Scientists examine Alpine Fault for signs of stress following earthquake
Tuesday, 6 January 2015
It wasn't the Alpine Fault, for which we can all be glad.
But yesterday's magnitude 6.0 earthquake, close to the head of the Waimakariri River and within 30km of Arthurs Pass, was near enough to it to get the scientists calculating what the shaking may have done to the South Island's most dangerous feature.
GNS Science researchers hope today to find out whether the Alpine Fault has become more, or less, stressed by yesterday's Wilberforce quake.
More stress on the Alpine Fault could hasten a major earthquake.
When the initial difficulties in determining the quake's location, magnitude and depth were resolved, it was found to have been generated about 5km down in the greywacke basement rocks, just on the Canterbury side of the main divide in extremely remote country.
As the kea flies, it was about 20km east of the Alpine Fault, the boundary between the Australian and Pacific crustal plates, which are moving past and pushing against each other, forcing the Southern Alps higher.
It was also about 15km southwest of the June 18, 1994 magnitude 6.7 quake, which caused widespread alarm and some damage in Christchurch. Worse damage occurred in Arthurs Pass that day and State Highway 73 through the Otira Gorge was blocked by a large rockslide.
The Alpine Fault is one of the world's major structures. Visible from space, it runs about 650km from the Wairau River valley through the central upper South Island, down the western side of the Alps and out to sea near the Milford Sound entrance.
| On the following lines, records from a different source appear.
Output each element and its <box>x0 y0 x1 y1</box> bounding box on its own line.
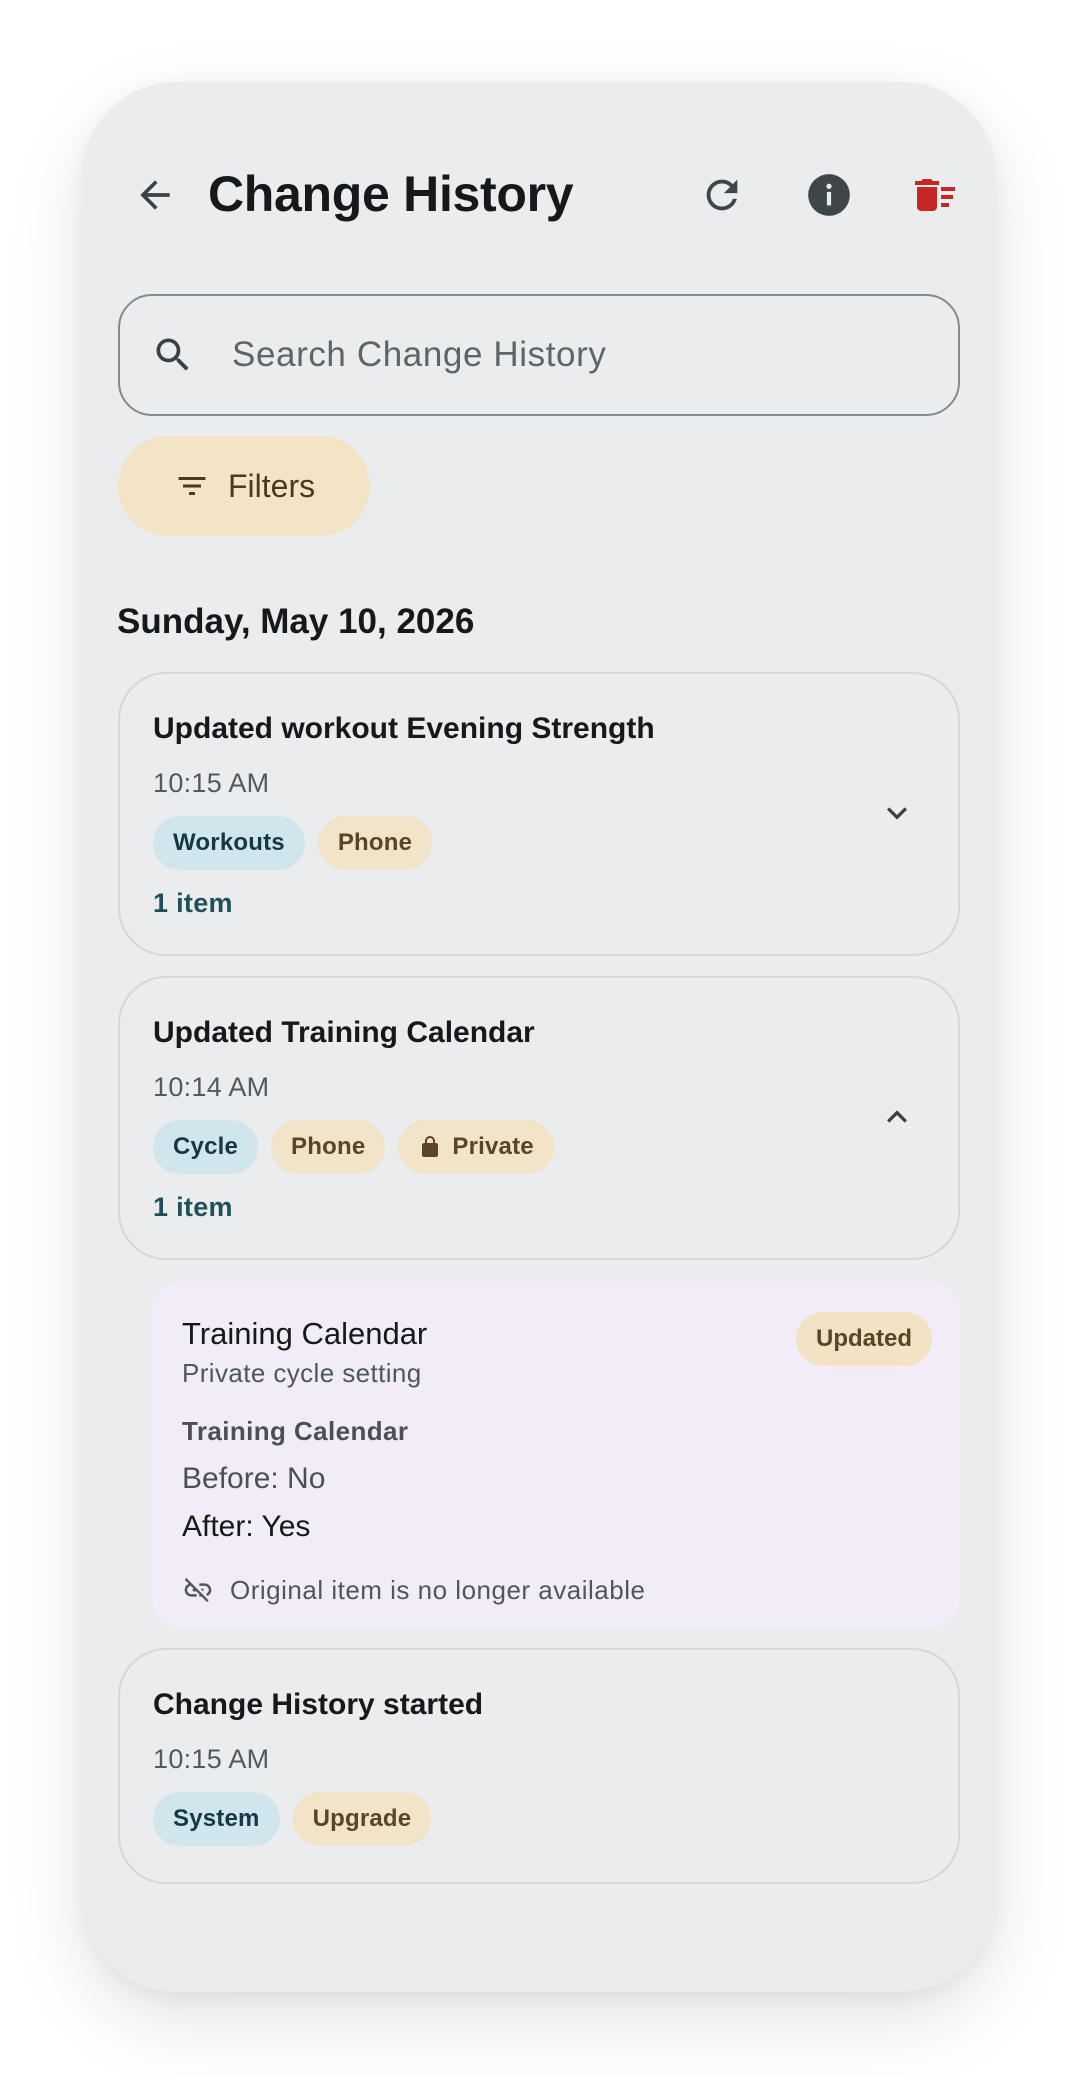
entry-title: Updated Training Calendar <box>153 1016 535 1049</box>
search-input[interactable] <box>232 335 872 375</box>
chip-category: Cycle <box>153 1120 259 1174</box>
entry-time: 10:15 AM <box>153 1744 270 1774</box>
chip-category: System <box>153 1792 280 1846</box>
chip-category: Workouts <box>153 816 305 870</box>
entry-time: 10:15 AM <box>153 768 270 798</box>
history-entry-card[interactable]: Updated Training Calendar 10:14 AM Cycle… <box>118 976 960 1260</box>
status-badge: Updated <box>796 1312 932 1366</box>
chip-source: Upgrade <box>292 1792 432 1846</box>
back-button[interactable] <box>120 160 190 230</box>
chip-private-label: Private <box>452 1133 534 1160</box>
chip-device: Phone <box>317 816 433 870</box>
refresh-button[interactable] <box>687 160 757 230</box>
collapse-button[interactable] <box>874 1094 920 1140</box>
filter-list-icon <box>174 468 210 504</box>
entry-chips: System Upgrade <box>153 1792 432 1846</box>
unavailable-note-text: Original item is no longer available <box>230 1574 646 1605</box>
chevron-down-icon <box>887 807 907 820</box>
detail-subtitle: Private cycle setting <box>182 1358 422 1388</box>
entry-title: Updated workout Evening Strength <box>153 712 655 745</box>
entry-chips: Cycle Phone Private <box>153 1120 554 1174</box>
history-entry-card[interactable]: Updated workout Evening Strength 10:15 A… <box>118 672 960 956</box>
lock-icon <box>418 1135 442 1159</box>
search-icon <box>148 330 198 380</box>
chip-private: Private <box>398 1120 554 1174</box>
date-group-header: Sunday, May 10, 2026 <box>117 602 475 641</box>
change-detail-panel: Training Calendar Private cycle setting … <box>152 1282 960 1628</box>
page-title: Change History <box>208 166 574 222</box>
link-off-icon <box>184 1578 212 1602</box>
detail-after-value: After: Yes <box>182 1510 311 1543</box>
arrow-back-icon <box>140 180 170 210</box>
chip-device: Phone <box>271 1120 386 1174</box>
refresh-icon <box>706 179 738 211</box>
info-icon <box>808 174 850 216</box>
top-app-bar: Change History <box>82 82 996 292</box>
unavailable-note: Original item is no longer available <box>182 1574 645 1606</box>
clear-history-button[interactable] <box>900 160 970 230</box>
detail-before-value: Before: No <box>182 1462 326 1495</box>
history-entry-card[interactable]: Change History started 10:15 AM System U… <box>118 1648 960 1884</box>
expand-button[interactable] <box>874 790 920 836</box>
entry-chips: Workouts Phone <box>153 816 433 870</box>
info-button[interactable] <box>794 160 864 230</box>
entry-time: 10:14 AM <box>153 1072 270 1102</box>
detail-title: Training Calendar <box>182 1316 428 1351</box>
entry-title: Change History started <box>153 1688 484 1721</box>
detail-field-name: Training Calendar <box>182 1416 409 1446</box>
entry-item-count: 1 item <box>153 1192 233 1222</box>
delete-sweep-icon <box>915 179 955 211</box>
entry-item-count: 1 item <box>153 888 233 918</box>
phone-screen: Change History Search Change History Fil… <box>82 82 996 1992</box>
chevron-up-icon <box>887 1110 907 1123</box>
search-field[interactable] <box>118 294 960 416</box>
filters-label: Filters <box>228 467 316 504</box>
filters-button[interactable]: Filters <box>118 436 370 536</box>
The last major rupture on the fault was in 1717, which generated an earthquake of at least magnitude 8.0. There is also evidence of a similar-sized quake about 1620, and other fault movements around 1450 and 1100.
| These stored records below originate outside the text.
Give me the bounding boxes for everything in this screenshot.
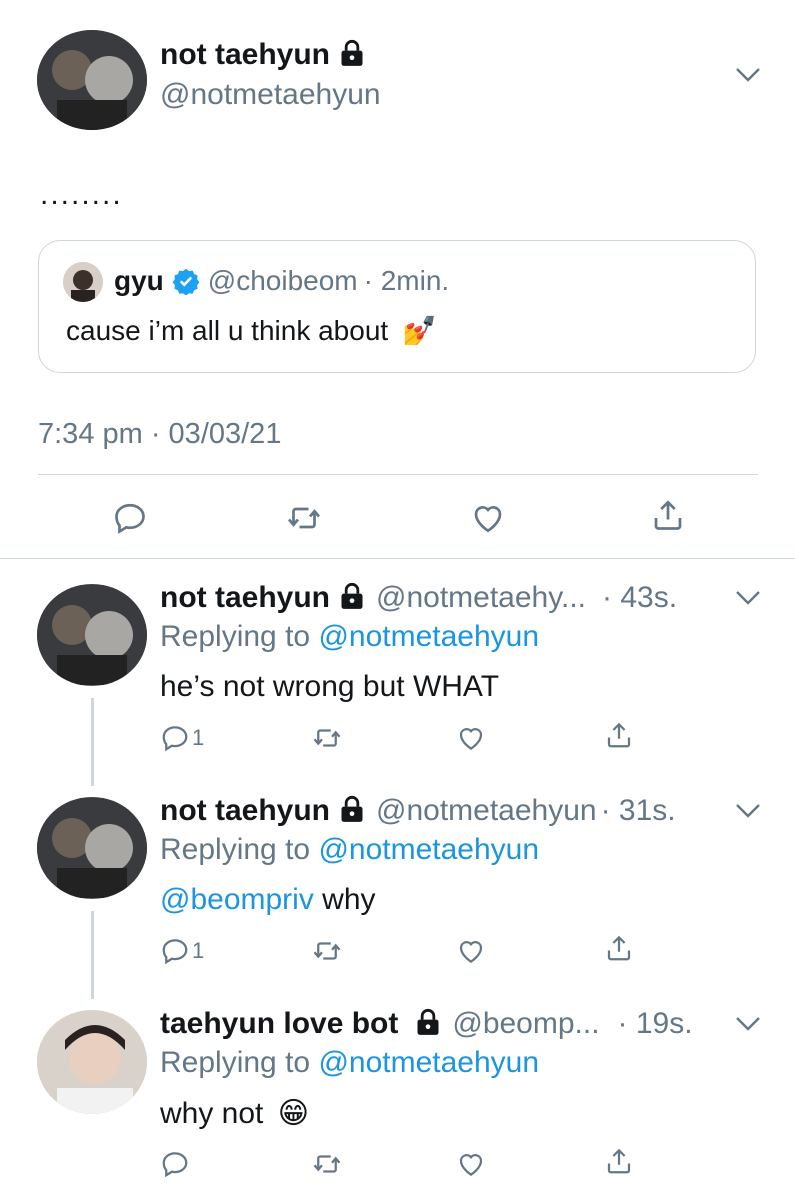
thread-line <box>91 911 94 999</box>
share-icon <box>607 935 631 961</box>
reply-1-replying-to: Replying to @notmetaehyun <box>160 620 539 654</box>
mention-link[interactable]: @beompriv <box>160 883 314 916</box>
reply-3-avatar[interactable] <box>37 1010 147 1114</box>
retweet-icon <box>313 729 341 747</box>
reply-3-text-body: why not <box>160 1097 264 1130</box>
like-icon <box>459 1154 483 1176</box>
replying-label: Replying to <box>160 833 311 866</box>
replying-to-link[interactable]: @notmetaehyun <box>318 1046 539 1079</box>
main-author-name[interactable]: not taehyun <box>160 38 366 75</box>
share-icon <box>607 722 631 748</box>
reply-1-time[interactable]: · 43s. <box>602 581 677 615</box>
retweet-icon <box>287 507 321 529</box>
reply-2-time[interactable]: · 31s. <box>601 794 676 828</box>
retweet-button[interactable] <box>312 936 342 966</box>
share-button[interactable] <box>650 497 686 533</box>
reply-count: 1 <box>192 725 205 750</box>
reply-2-text-body: why <box>313 883 376 916</box>
reply-button[interactable]: 1 <box>160 936 204 966</box>
lock-icon <box>338 39 366 75</box>
lock-icon <box>338 582 366 615</box>
retweet-button[interactable] <box>286 500 322 536</box>
quote-avatar <box>63 262 103 302</box>
reply-1-author-handle[interactable]: @notmetaehy... <box>376 581 586 615</box>
share-icon <box>654 500 682 530</box>
quote-text-body: cause i’m all u think about <box>66 315 389 346</box>
main-avatar[interactable] <box>37 30 147 130</box>
reply-2-avatar[interactable] <box>37 797 147 899</box>
reply-3-header: taehyun love bot @beomp... · 19s. <box>160 1007 693 1041</box>
like-button[interactable] <box>470 500 506 536</box>
like-icon <box>459 941 483 963</box>
reply-3-text: why not 😁 <box>160 1096 309 1131</box>
reply-count: 1 <box>192 938 205 963</box>
reply-3-replying-to: Replying to @notmetaehyun <box>160 1046 539 1080</box>
replying-label: Replying to <box>160 1046 311 1079</box>
quoted-tweet[interactable] <box>38 240 756 373</box>
reply-1-text: he’s not wrong but WHAT <box>160 670 500 703</box>
lock-icon <box>338 795 366 828</box>
like-icon <box>474 506 502 533</box>
like-button[interactable] <box>456 936 486 966</box>
lock-icon <box>414 1008 442 1041</box>
thread-line <box>91 698 94 786</box>
quote-header: gyu @choibeom · 2min. <box>114 265 449 297</box>
replying-to-link[interactable]: @notmetaehyun <box>318 620 539 653</box>
quote-author-name: gyu <box>114 265 164 296</box>
tweet-timestamp[interactable]: 7:34 pm · 03/03/21 <box>38 418 281 451</box>
reply-3-author-name[interactable]: taehyun love bot <box>160 1007 398 1041</box>
share-button[interactable] <box>604 1146 634 1176</box>
chevron-down-icon[interactable] <box>735 803 761 824</box>
reply-icon <box>162 939 188 965</box>
reply-2-header: not taehyun @notmetaehyun · 31s. <box>160 794 676 828</box>
chevron-down-icon[interactable] <box>735 1016 761 1037</box>
like-icon <box>459 728 483 750</box>
divider <box>0 558 795 559</box>
like-button[interactable] <box>456 1149 486 1179</box>
main-tweet-text: ........ <box>40 178 123 211</box>
quote-author-handle: @choibeom <box>207 265 358 296</box>
reply-2-author-handle[interactable]: @notmetaehyun <box>376 794 597 828</box>
retweet-icon <box>313 1155 341 1173</box>
chevron-down-icon[interactable] <box>735 590 761 611</box>
chevron-down-icon[interactable] <box>735 67 761 88</box>
replying-to-link[interactable]: @notmetaehyun <box>318 833 539 866</box>
reply-icon <box>115 503 145 534</box>
reply-2-text: @beompriv why <box>160 883 376 917</box>
reply-2-author-name[interactable]: not taehyun <box>160 794 330 828</box>
replying-label: Replying to <box>160 620 311 653</box>
reply-1-author-name[interactable]: not taehyun <box>160 581 330 615</box>
share-button[interactable] <box>604 933 634 963</box>
share-icon <box>607 1148 631 1174</box>
grinning-emoji: 😁 <box>277 1097 310 1130</box>
like-button[interactable] <box>456 723 486 753</box>
reply-button[interactable]: 1 <box>160 723 204 753</box>
retweet-icon <box>313 942 341 960</box>
reply-2-replying-to: Replying to @notmetaehyun <box>160 833 539 867</box>
reply-icon <box>162 726 188 752</box>
reply-3-author-handle[interactable]: @beomp... <box>452 1007 599 1041</box>
nail-polish-emoji: 💅 <box>401 315 437 346</box>
reply-3-time[interactable]: · 19s. <box>618 1007 693 1041</box>
reply-icon <box>162 1152 188 1178</box>
reply-1-header: not taehyun @notmetaehy... · 43s. <box>160 581 677 615</box>
reply-button[interactable] <box>112 500 148 536</box>
main-author-handle[interactable]: @notmetaehyun <box>160 78 381 112</box>
divider <box>38 474 758 475</box>
quote-time: · 2min. <box>363 265 450 296</box>
share-button[interactable] <box>604 720 634 750</box>
retweet-button[interactable] <box>312 1149 342 1179</box>
reply-1-avatar[interactable] <box>37 584 147 686</box>
verified-icon <box>172 267 200 295</box>
quote-text: cause i’m all u think about 💅 <box>66 314 437 347</box>
main-author-name-text: not taehyun <box>160 38 330 71</box>
reply-button[interactable] <box>160 1149 192 1179</box>
retweet-button[interactable] <box>312 723 342 753</box>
Some studies have shown an Alpine Fault earthquake occurs every 250 to 300 years on average and that the South Island could be about due for another big one.
Geonet public information specialist Caroline Little said yesterday's 6.48am quake, felt by thousands across the island, was 'strike-slip', in which the movement on either side of the fault was largely horizontal.
It was unlikely the fault responsible was a splinter of the Alpine Fault, she said, but it had much the same southwest-northeast orientation. Chances were the fault might not have ruptured to the surface, in which case it would be very difficult to identify.
'In the region around the Alpine Fault there are lots of faults. This was a result of the stresses of the two plates colliding [and] building up.
'[This quake] has the potential to change stress on different parts of the Alpine Fault, depending on the orientation of it. Some could be increased and others decreased.
'We're running models to see if we can see what those parts are, and by how much,' Little said.